Mullins’s remarkable 2016 campaign allowed him to skip the next level and move to Double-A Bowie where he has not disappointed.  After battling two hamstring injuries during the season, he is currently hitting .299 with 18 doubles and 11 home runs in 59 games.

As a switch hitter with great speed on the base path and in center field, he projects as the perfect future lead-off hitter.

Austin Hays was a 3rd round draft pick in the 2016 draft out of Jacksonville University.  Hays has emerged as the most promising of Orioles prospects by making the jump from Aberdeen to Frederick and now to Bowie. The man has been a one man wrecking crew getting better and better as he climbs the minor leagues.

If a line of a .328 batting average, 16 home runs, and 41 RBI’s was not impressive enough, he is now hitting .333, 13 home runs, and 44 RBI’s after his promotion.  On the defensive side, he possesses great speed and strong arms to get runners out.  National prospects lists have started to take notice and project him as a starting right fielder.

DJ Stewart was the Orioles first round draft pick in 2015 out of Florida State University.  What started out as a disappointing campaign in Aberdeen and Delmarva led to a surprising promotion to Frederick, the high Single-A affiliate.

Since his time in Frederick, he has found his bat and proven why he was taken in the first round. At Bowie, he has filled out the stat sheet by slashing .264, 20 doubles, 17 home runs, 69 RBI’s and 17 stolen bases.

Stewart’s greatest asset is his disciplined eye and ability to get on base. From low Single-A to Double-AA, he has been above a .360 on base percentage, something the Orioles could use more often.

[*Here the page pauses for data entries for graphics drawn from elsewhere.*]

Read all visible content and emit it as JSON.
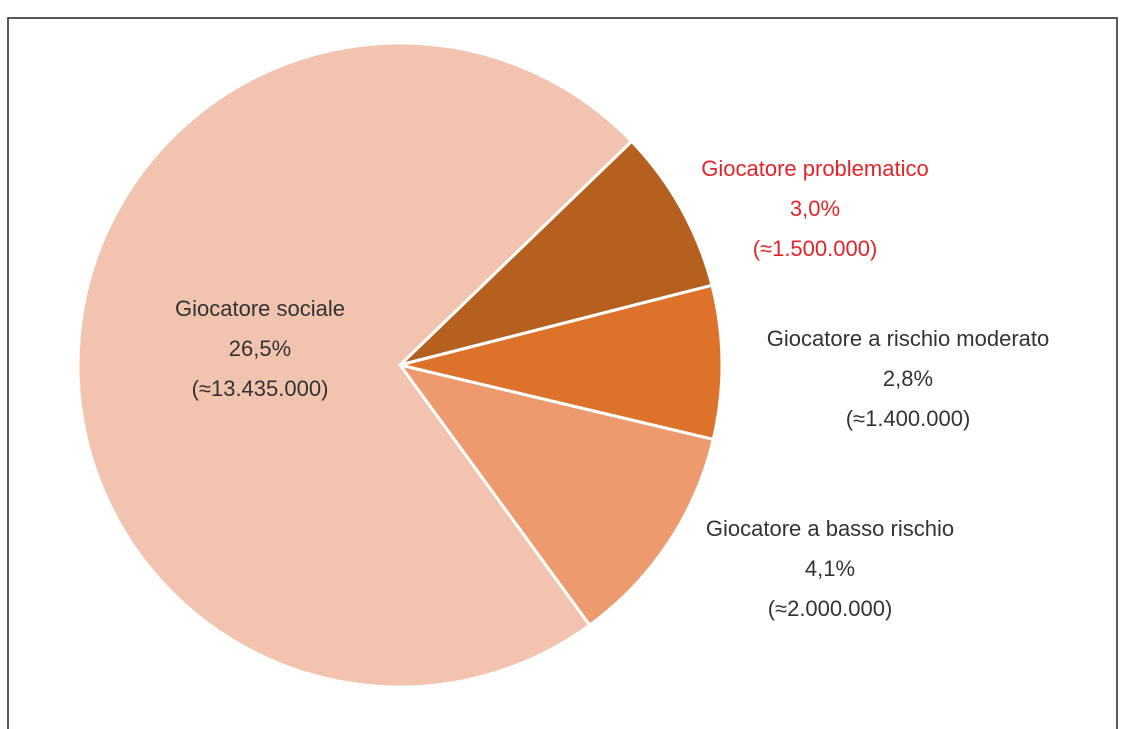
{
  "chart_data": {
    "type": "pie",
    "categories": [
      "Giocatore problematico",
      "Giocatore a rischio moderato",
      "Giocatore a basso rischio",
      "Giocatore sociale"
    ],
    "values": [
      3.0,
      2.8,
      4.1,
      26.5
    ],
    "value_labels": [
      "3,0%",
      "2,8%",
      "4,1%",
      "26,5%"
    ],
    "count_labels": [
      "(≈1.500.000)",
      "(≈1.400.000)",
      "(≈2.000.000)",
      "(≈13.435.000)"
    ],
    "colors": [
      "#b5601f",
      "#dd722a",
      "#ec9a6e",
      "#f2c3ae"
    ],
    "label_colors": [
      "#e0252a",
      "#333333",
      "#333333",
      "#333333"
    ]
  }
}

Trey Mancini has taken the outfield and proven himself to be at least a serviceable defender. Given the fact that Seth Smith will be a free-agent after this year, there is the possibility of an opening in the outfield for next year. Decisions will have to be made concerning moving some players to allow for the promising young ones to grow.

The Orioles will have to find the right balance between Rule 5 draft picks and their growing farm system. In any case, what was once an outfield deficiency has led to a good problem to have for the future.